The most common disagreement online is about timing rather than whether the sector will survive. One camp argues that AI disruption is systemic and will keep multiples under pressure until business models and revenue mixes visibly change. Another camp frames the correction as a mix of structural disruption and near-term demand weakness, not a complete erosion of long-term potential. A frequently shared portfolio view is that this phase is not a clean exit signal but a hold and gradually accumulate approach for investors with a medium-to-long horizon. Contrarian-minded posts also point to the mutual fund underweight and lower sector allocation as a possible sentiment extreme. At the same time, even the more constructive voices emphasise patience, because revenue growth is not yet clearly catching up with the speed of AI-led change. There is broad acknowledgement that the sector has to prove where it fits in an enterprise world spending more on AI tools and infrastructure.

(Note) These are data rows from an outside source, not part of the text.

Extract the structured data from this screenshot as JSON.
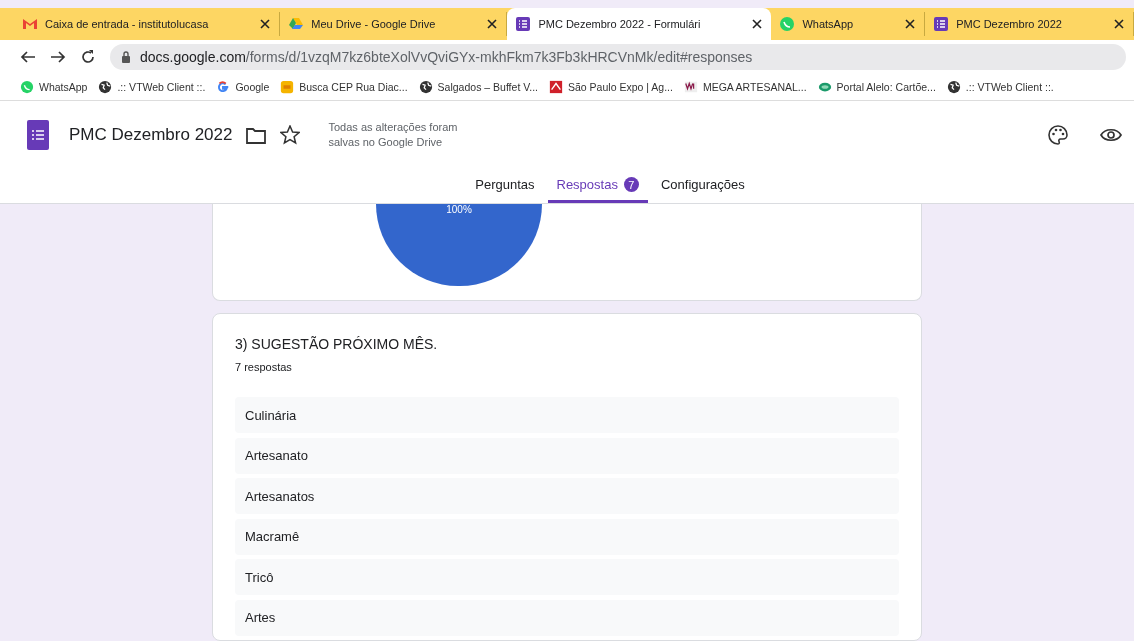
{
  "browser": {
    "tabs": [
      {
        "title": "Caixa de entrada - institutolucasa",
        "selected": false
      },
      {
        "title": "Meu Drive - Google Drive",
        "selected": false
      },
      {
        "title": "PMC Dezembro 2022 - Formulári",
        "selected": true
      },
      {
        "title": "WhatsApp",
        "selected": false
      },
      {
        "title": "PMC Dezembro 2022",
        "selected": false
      }
    ],
    "url_host": "docs.google.com",
    "url_path": "/forms/d/1vzqM7kz6bteXolVvQviGYx-mkhFkm7k3Fb3kHRCVnMk/edit#responses",
    "bookmarks": [
      "WhatsApp",
      ".:: VTWeb Client ::.",
      "Google",
      "Busca CEP Rua Diac...",
      "Salgados – Buffet V...",
      "São Paulo Expo | Ag...",
      "MEGA ARTESANAL...",
      "Portal Alelo: Cartõe...",
      ".:: VTWeb Client ::."
    ]
  },
  "form": {
    "title": "PMC Dezembro 2022",
    "save_status": "Todas as alterações foram salvas no Google Drive",
    "tabs": [
      {
        "label": "Perguntas",
        "selected": false
      },
      {
        "label": "Respostas",
        "selected": true,
        "badge": "7"
      },
      {
        "label": "Configurações",
        "selected": false
      }
    ]
  },
  "pie_label": "100%",
  "question": {
    "title": "3) SUGESTÃO PRÓXIMO MÊS.",
    "count": "7 respostas",
    "answers": [
      "Culinária",
      "Artesanato",
      "Artesanatos",
      "Macramê",
      "Tricô",
      "Artes"
    ]
  }
}
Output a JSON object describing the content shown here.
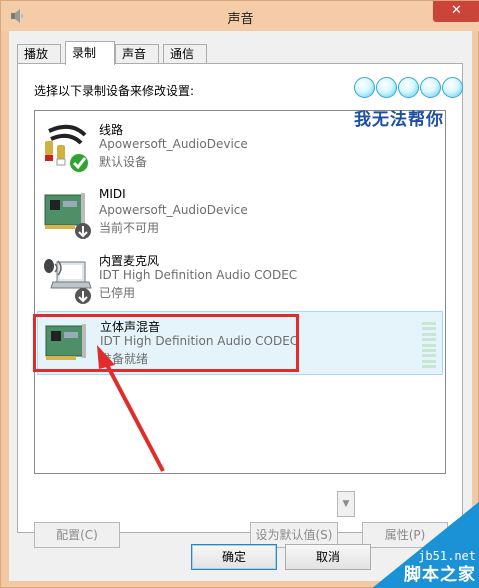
{
  "window": {
    "title": "声音",
    "close_glyph": "✕"
  },
  "tabs": [
    {
      "label": "播放"
    },
    {
      "label": "录制"
    },
    {
      "label": "声音"
    },
    {
      "label": "通信"
    }
  ],
  "instruction": "选择以下录制设备来修改设置:",
  "devices": [
    {
      "name": "线路",
      "driver": "Apowersoft_AudioDevice",
      "status": "默认设备",
      "icon": "line-in-icon",
      "badge": "default-check-icon"
    },
    {
      "name": "MIDI",
      "driver": "Apowersoft_AudioDevice",
      "status": "当前不可用",
      "icon": "sound-card-icon",
      "badge": "unavailable-arrow-icon"
    },
    {
      "name": "内置麦克风",
      "driver": "IDT High Definition Audio CODEC",
      "status": "已停用",
      "icon": "microphone-laptop-icon",
      "badge": "disabled-arrow-icon"
    },
    {
      "name": "立体声混音",
      "driver": "IDT High Definition Audio CODEC",
      "status": "准备就绪",
      "icon": "sound-card-icon",
      "badge": ""
    }
  ],
  "overlay": {
    "text": "我无法帮你"
  },
  "buttons": {
    "configure": "配置(C)",
    "set_default": "设为默认值(S)",
    "properties": "属性(P)",
    "ok": "确定",
    "cancel": "取消"
  },
  "watermark": {
    "site": "jb51.net",
    "text": "脚本之家"
  },
  "colors": {
    "title_bar": "#f4cda8",
    "close": "#c9453a",
    "highlight": "#e22b2b",
    "selection": "#e5f3fb"
  }
}
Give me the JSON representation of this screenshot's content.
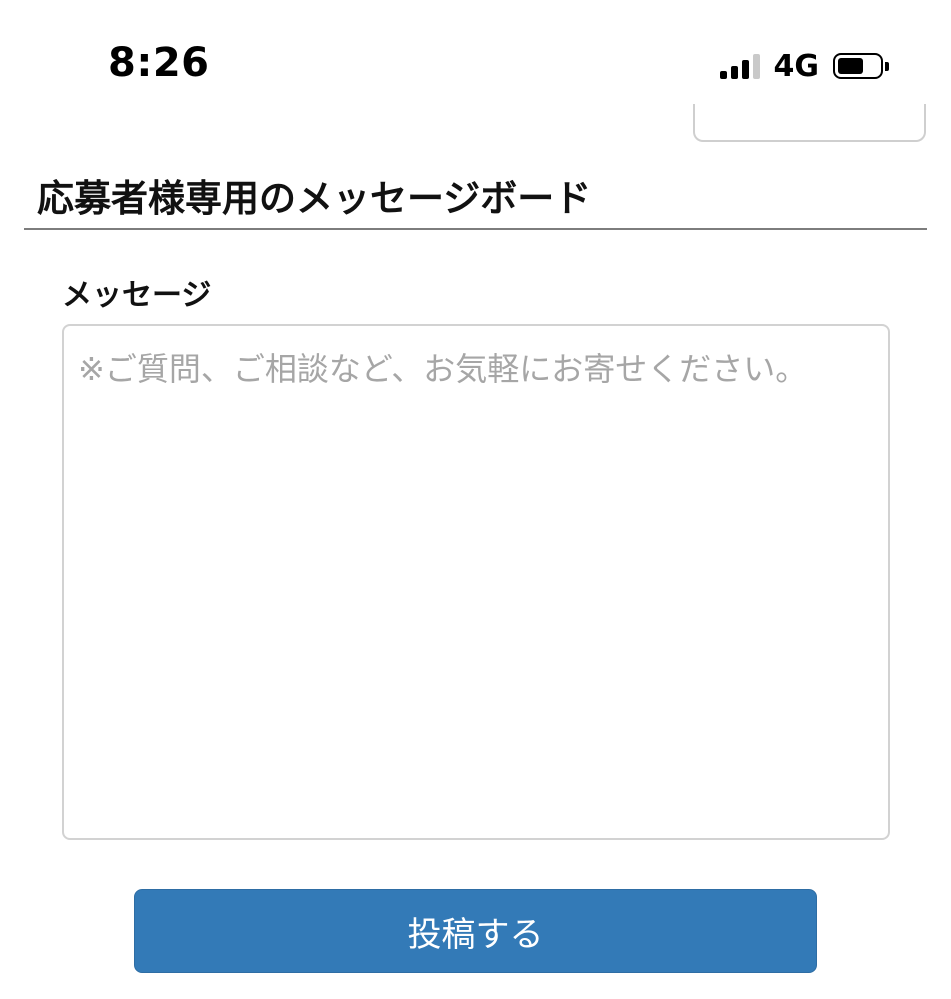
{
  "status_bar": {
    "time": "8:26",
    "network_type": "4G",
    "signal_icon": "cellular-signal-icon",
    "battery_icon": "battery-icon",
    "battery_level": 0.62
  },
  "board": {
    "title": "応募者様専用のメッセージボード"
  },
  "form": {
    "message_label": "メッセージ",
    "message_value": "",
    "message_placeholder": "※ご質問、ご相談など、お気軽にお寄せください。",
    "submit_label": "投稿する"
  },
  "colors": {
    "button_primary": "#337ab7",
    "placeholder": "#a6a6a6",
    "divider": "#7d7d7d"
  }
}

For many retail investors, the key practical question is how to size exposure during a drawdown without relying on a single bottom call. The overall tone remains cautious, with the sector’s next leg likely tied to both global spending signals and clearer AI monetisation paths.

Frequently Asked Questions

Social-media discussions cite slowing global tech spending, delayed client decisions, Accenture’s guidance cut, AI disruption fears, and geopolitical uncertainty as key drivers.
Figures shared online show Nifty IT down about 23% to 28.71% in 2026/YTD windows, versus roughly 8.32% to 11% declines for the Nifty 50 over similar periods.
Posts argue AI-led automation could reduce demand for traditional outsourcing and compress pricing, while enterprise budgets shift toward AI infrastructure, models, and software.
Some cushion was noted, with the rupee down 6.6% against the US dollar in calendar year 2026, but it has not offset weaker demand and valuation pressure.
Key watch points include deal conversions, discretionary spending trends in the US, signs of AI monetisation for IT services firms, pricing behaviour, and broader risk sentiment tied to geopolitics and rates.